Only did the Wolf Rocks Trail (not the connectors to Beam Rocks).
It's a great loop just over 4 miles and the overlook at the end is rewarding (and great spot to stop for lunch!). Took a little under 2 hours for the entire trail at a moderate pace. Very flat, and especially on the loop side there's quite a bit of rocks, but they make for an interesting terrain. I'd like to see it in the summer when everything is growing - looks like it would be beautiful! Hiked both on a frigid below zero day, and an unseasonably warm January day - both enjoyable.
If you're parked at the trailhead, be sure to take a quick walk to the bog as well while you're there (past the picnic area).

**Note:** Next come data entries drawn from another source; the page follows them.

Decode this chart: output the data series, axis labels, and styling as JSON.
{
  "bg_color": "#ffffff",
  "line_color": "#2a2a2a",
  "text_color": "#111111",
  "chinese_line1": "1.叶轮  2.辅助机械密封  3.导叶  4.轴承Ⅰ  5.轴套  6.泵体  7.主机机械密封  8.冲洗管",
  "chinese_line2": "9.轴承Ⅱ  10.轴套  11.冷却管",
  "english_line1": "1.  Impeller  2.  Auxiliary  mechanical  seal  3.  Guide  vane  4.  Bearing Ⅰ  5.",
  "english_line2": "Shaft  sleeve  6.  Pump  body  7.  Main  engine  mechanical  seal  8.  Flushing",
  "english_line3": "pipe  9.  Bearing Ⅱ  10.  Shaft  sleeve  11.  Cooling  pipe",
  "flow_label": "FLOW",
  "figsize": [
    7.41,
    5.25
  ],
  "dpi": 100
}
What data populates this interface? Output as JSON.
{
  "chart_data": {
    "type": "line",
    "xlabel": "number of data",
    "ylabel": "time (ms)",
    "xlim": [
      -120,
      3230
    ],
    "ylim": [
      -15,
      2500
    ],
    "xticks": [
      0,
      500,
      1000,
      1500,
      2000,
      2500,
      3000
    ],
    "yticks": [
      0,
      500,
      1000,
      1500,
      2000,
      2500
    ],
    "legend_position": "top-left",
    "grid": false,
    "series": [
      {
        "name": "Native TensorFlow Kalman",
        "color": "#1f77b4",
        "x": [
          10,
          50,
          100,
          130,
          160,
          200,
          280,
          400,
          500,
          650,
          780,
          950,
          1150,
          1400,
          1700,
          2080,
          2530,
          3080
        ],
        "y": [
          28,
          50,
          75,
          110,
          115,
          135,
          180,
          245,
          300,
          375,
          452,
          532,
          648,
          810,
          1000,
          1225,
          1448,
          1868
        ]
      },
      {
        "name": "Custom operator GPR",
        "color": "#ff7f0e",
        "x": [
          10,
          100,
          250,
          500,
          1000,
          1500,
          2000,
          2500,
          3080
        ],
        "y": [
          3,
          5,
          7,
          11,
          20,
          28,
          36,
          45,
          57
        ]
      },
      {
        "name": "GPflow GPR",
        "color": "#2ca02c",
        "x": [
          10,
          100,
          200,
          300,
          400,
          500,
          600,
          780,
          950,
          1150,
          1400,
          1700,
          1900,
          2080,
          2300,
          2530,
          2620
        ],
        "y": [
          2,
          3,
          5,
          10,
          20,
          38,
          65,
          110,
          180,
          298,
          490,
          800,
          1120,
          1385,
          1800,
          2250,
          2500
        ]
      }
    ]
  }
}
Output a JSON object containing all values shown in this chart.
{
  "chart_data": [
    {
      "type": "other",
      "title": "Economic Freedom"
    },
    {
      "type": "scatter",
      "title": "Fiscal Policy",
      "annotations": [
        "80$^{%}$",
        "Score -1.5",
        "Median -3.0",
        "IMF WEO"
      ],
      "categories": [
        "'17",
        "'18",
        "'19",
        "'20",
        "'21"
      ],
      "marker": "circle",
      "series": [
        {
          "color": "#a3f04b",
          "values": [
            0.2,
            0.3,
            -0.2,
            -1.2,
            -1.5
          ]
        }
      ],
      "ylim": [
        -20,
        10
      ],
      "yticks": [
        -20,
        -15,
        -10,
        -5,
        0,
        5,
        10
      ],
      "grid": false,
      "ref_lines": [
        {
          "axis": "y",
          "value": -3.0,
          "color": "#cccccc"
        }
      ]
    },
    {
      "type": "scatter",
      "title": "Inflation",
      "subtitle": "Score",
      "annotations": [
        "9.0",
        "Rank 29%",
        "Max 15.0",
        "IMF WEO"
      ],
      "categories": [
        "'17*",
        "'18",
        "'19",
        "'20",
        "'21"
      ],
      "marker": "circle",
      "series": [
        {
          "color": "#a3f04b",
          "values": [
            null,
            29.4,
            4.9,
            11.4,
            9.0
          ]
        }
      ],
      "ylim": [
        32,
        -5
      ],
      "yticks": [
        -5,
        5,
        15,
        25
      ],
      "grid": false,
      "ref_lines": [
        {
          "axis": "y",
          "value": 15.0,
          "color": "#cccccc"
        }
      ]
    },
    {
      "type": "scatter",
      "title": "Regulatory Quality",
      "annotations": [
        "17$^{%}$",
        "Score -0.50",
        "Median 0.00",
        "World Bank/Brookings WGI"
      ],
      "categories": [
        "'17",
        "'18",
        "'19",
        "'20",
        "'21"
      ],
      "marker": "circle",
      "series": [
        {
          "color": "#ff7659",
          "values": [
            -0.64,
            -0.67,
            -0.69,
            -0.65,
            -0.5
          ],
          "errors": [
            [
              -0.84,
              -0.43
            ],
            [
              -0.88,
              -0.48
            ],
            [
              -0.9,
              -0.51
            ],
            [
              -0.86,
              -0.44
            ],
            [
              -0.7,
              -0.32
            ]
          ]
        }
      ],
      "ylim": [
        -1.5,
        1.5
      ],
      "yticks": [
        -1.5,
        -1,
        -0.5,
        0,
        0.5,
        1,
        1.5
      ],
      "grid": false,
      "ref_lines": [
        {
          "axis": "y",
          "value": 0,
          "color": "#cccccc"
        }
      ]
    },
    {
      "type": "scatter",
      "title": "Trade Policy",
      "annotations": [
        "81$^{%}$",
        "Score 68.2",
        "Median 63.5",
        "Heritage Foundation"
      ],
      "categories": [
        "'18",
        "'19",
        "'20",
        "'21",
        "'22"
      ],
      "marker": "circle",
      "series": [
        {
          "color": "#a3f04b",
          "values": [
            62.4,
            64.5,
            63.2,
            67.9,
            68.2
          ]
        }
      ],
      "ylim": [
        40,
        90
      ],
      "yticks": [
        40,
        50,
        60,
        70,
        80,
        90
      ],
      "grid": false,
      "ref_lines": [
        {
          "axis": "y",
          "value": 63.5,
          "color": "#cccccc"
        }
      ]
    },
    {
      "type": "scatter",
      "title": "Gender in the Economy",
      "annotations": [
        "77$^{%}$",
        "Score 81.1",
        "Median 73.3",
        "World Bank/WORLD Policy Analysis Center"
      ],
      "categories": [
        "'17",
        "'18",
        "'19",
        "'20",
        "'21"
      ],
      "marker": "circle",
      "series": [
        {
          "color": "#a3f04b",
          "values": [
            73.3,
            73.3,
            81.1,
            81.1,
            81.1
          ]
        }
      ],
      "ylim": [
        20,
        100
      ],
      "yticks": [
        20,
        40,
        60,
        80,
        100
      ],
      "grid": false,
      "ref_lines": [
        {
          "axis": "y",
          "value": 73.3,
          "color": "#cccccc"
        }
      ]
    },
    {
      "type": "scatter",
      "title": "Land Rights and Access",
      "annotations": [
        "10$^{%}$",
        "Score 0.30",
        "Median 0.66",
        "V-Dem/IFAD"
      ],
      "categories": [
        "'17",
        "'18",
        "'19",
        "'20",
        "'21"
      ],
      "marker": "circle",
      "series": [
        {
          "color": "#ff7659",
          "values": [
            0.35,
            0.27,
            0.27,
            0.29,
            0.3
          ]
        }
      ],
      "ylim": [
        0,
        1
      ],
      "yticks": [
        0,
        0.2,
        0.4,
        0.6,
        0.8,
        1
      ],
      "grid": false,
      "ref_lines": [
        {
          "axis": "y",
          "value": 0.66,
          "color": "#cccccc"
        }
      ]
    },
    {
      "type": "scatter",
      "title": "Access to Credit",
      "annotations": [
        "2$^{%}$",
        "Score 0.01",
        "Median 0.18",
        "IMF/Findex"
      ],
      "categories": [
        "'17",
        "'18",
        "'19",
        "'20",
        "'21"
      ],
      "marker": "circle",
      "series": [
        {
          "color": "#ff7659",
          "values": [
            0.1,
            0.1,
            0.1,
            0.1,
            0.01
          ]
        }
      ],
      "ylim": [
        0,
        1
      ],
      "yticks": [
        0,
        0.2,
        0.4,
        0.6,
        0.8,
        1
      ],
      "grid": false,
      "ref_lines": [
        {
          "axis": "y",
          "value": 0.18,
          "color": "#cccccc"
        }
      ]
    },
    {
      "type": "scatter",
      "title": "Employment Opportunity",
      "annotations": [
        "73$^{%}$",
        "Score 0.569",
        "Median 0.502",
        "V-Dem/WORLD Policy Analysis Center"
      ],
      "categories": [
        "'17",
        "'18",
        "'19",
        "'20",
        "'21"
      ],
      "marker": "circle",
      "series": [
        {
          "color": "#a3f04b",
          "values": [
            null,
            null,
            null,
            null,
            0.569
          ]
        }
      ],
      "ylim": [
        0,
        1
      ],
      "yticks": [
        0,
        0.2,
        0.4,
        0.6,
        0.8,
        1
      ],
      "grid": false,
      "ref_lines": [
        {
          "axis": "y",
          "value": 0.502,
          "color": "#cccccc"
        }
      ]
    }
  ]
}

Many of the surrounding roads aren't well paved or are completely unpaved. We were short on time, so we parked at the gate on Rector Edie Road, which is the end of vehicle access on that road. From there, we walked on the "old" Rector Edie Road for about a mile before entering the smaller trail. (This route is much faster than entering Wolf Rocks Trail less than 1/4 mile up that same road.) The scenic point of the trail was a little less than a half mile from that entrance.
Pleasant view, even though all the trees were bare when we went. Our entire hike took about 1 hr and 45 mins to about 2 hrs.
This is a nice, easy trail that can be shortened with a topo and a little creativity. The trails cover rolling terrain on the ridge top, through mixed second growth forest and dense stands of rhododendron that are fantastic in the late spring. The vistas at the overlooks are spectacular, and sometimes accordingly popular and crowded--this is not a place to be alone; you will almost certainly see other parties on weekends. Autumn foliage is predictably beautiful. The hardest part of the hike is uneven portions--rocks and roots--on the Wolf Rocks sides, especially in autumn when those rocks and roots are covered in wet, fallen leaves. Finally, kids come out here and party at night, especially at beam rocks--do like we do, take a grocery bag with you and pick up the one of two pieces of trash you'll find. We do this on most hikes, anyway.